We were both incredibly similar people—and both equally unaware of the chemsex and meth epidemic in London before meeting Simon—and both of us were trying to respond to his loss proactively. I wrote a play, he was making a film. He was helping support people he met who were in recovery, and I’d just run across half of London for Stonewall.

As we sat there, talking about our experiences with the same man, he started to cry as he told me that he wished he’d fought more for Simon to move out with him and get help in California, where the community was a lot better than it was in London.

This was not the first time Donal had told me this. At the wake, I had seen this as the most selfish opinion in the world: Didn’t I have a right to have met Simon too? This time round, less salty than I was when recently bereaved, I told him to stop being a fucking hero. Neither of us could have saved him, and we’d be arrogant to think otherwise. He smiled and told me he understood exactly why Simon fell for me.

We pledged to speak more, and we do. When Donal was back in England recently, we even popped into the bar where Simon and me—and Donal and me—had first met. Donal introduced me to the manager behind the counter, a man who I had bought pints from many times, knowing that we both had the same loss in our hearts, but had never spoken to.

“You won’t believe it,” said Donal, “but David here ran the marathon for Simon.”

The manager turned to look at me. He shook my hand. All three of us were choked up.

“Well then you’re not paying for those drinks,” he said.

Fran Leibowitz said in “The Impact of AIDS on the Artistic Community” that the crisis killed off the greatest audience for art New York had ever seen. For me, it also seems to have decimated a generation of mentors. Not just because of the body count, of course, but because of ageism in the gay community, a lack of social spaces that aren’t for clubbing, and because I’m sure we, as a generation younger, can seem uncomfortably ignorant of the defining moments of the gay liberation movement in the 20th century.

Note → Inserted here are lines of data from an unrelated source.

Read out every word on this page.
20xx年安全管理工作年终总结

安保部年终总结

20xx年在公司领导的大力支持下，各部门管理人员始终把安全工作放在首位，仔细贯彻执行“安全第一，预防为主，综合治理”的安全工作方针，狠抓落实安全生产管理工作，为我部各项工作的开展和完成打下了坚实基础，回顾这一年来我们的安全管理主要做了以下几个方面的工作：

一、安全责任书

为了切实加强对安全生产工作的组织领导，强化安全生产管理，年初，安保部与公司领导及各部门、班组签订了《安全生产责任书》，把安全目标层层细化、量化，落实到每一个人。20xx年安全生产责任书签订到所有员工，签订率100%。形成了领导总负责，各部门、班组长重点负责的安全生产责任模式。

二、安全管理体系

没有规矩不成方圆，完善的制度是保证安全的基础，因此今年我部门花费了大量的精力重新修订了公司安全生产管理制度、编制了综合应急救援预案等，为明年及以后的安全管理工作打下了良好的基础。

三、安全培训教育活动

Before Donal I had met nobody who could say certainly that what I was experiencing was not entirely new, and could confidently tell me when what I was feeling was important or when I was being a fucking idiot.

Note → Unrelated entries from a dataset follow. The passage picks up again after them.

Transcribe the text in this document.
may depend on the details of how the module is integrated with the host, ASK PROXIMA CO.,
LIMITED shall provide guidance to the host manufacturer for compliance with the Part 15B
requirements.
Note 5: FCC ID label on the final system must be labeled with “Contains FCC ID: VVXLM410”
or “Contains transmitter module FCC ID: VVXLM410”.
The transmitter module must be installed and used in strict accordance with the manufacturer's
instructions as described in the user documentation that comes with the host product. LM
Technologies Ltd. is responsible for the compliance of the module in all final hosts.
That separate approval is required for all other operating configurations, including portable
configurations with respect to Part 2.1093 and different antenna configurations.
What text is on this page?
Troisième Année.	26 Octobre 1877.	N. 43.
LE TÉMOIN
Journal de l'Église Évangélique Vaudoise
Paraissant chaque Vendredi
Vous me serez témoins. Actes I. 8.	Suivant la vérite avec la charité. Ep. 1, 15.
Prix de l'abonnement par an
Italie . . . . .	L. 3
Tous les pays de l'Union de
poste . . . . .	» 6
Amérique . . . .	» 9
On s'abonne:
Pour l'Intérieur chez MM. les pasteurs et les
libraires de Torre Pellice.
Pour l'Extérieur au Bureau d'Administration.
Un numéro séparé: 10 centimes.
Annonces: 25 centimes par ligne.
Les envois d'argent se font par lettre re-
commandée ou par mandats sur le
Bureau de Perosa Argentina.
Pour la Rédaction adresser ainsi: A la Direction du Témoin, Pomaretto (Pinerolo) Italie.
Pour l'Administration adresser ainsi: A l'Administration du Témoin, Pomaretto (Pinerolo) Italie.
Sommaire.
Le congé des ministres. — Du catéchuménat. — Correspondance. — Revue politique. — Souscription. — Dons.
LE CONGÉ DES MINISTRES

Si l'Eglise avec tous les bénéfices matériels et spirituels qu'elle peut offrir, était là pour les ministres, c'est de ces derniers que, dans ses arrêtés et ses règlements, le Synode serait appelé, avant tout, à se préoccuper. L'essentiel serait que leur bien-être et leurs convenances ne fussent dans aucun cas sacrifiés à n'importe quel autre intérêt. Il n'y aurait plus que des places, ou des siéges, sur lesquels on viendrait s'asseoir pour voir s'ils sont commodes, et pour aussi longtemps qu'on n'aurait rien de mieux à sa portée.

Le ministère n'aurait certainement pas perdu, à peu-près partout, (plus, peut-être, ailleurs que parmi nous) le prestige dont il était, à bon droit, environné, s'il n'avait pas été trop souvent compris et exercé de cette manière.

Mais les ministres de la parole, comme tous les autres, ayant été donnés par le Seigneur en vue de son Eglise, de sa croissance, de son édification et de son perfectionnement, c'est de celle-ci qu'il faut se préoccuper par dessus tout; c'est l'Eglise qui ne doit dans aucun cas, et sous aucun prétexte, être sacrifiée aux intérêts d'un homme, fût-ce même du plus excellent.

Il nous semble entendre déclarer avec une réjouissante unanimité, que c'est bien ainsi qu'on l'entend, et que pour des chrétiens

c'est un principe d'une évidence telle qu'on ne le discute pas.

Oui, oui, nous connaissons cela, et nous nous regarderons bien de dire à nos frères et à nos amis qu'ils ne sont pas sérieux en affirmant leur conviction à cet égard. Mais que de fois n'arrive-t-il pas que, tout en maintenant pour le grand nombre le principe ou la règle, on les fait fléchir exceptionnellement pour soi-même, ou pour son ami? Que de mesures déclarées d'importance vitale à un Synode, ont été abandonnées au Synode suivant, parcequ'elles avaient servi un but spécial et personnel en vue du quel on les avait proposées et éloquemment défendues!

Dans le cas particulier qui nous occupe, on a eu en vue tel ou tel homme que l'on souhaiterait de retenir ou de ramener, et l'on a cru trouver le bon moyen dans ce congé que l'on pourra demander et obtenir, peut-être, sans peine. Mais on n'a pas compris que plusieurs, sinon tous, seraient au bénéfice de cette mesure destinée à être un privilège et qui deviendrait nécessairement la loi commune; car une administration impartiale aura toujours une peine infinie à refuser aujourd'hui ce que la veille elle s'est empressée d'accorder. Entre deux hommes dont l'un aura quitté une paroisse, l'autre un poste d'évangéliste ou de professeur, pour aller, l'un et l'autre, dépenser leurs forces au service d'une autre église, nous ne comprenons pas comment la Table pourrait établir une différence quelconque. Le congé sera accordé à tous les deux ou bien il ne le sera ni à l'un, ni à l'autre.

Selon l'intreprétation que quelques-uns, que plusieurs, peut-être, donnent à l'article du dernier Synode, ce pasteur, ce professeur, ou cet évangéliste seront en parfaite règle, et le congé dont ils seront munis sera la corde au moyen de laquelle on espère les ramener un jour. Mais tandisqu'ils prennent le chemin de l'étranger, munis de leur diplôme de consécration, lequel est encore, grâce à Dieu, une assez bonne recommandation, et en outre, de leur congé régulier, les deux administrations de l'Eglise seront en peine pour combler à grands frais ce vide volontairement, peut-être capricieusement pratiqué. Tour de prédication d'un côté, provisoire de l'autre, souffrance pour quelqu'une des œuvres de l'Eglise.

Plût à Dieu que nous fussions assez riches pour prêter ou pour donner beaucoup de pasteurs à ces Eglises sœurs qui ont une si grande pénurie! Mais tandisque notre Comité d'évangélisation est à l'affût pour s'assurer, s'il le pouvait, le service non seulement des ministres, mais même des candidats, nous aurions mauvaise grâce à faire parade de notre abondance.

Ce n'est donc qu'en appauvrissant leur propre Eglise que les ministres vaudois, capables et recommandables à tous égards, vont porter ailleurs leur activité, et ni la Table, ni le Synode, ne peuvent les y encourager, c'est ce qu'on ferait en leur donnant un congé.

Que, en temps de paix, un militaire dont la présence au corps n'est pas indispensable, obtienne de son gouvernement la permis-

And this is as true for bereavement as it is for homosexuality. Both can feel incredibly isolating: many experience it, but it’s almost like everyone is speaking a different language when they try and share their stories. What Donal and I give each other as Simon’s partners is also what I was desperately in need of as a gay man: A confidante. Much-needed perspective. And an understanding that we are all part of something tough and beautiful together. And, I hope, I will give somebody else that when I’m older.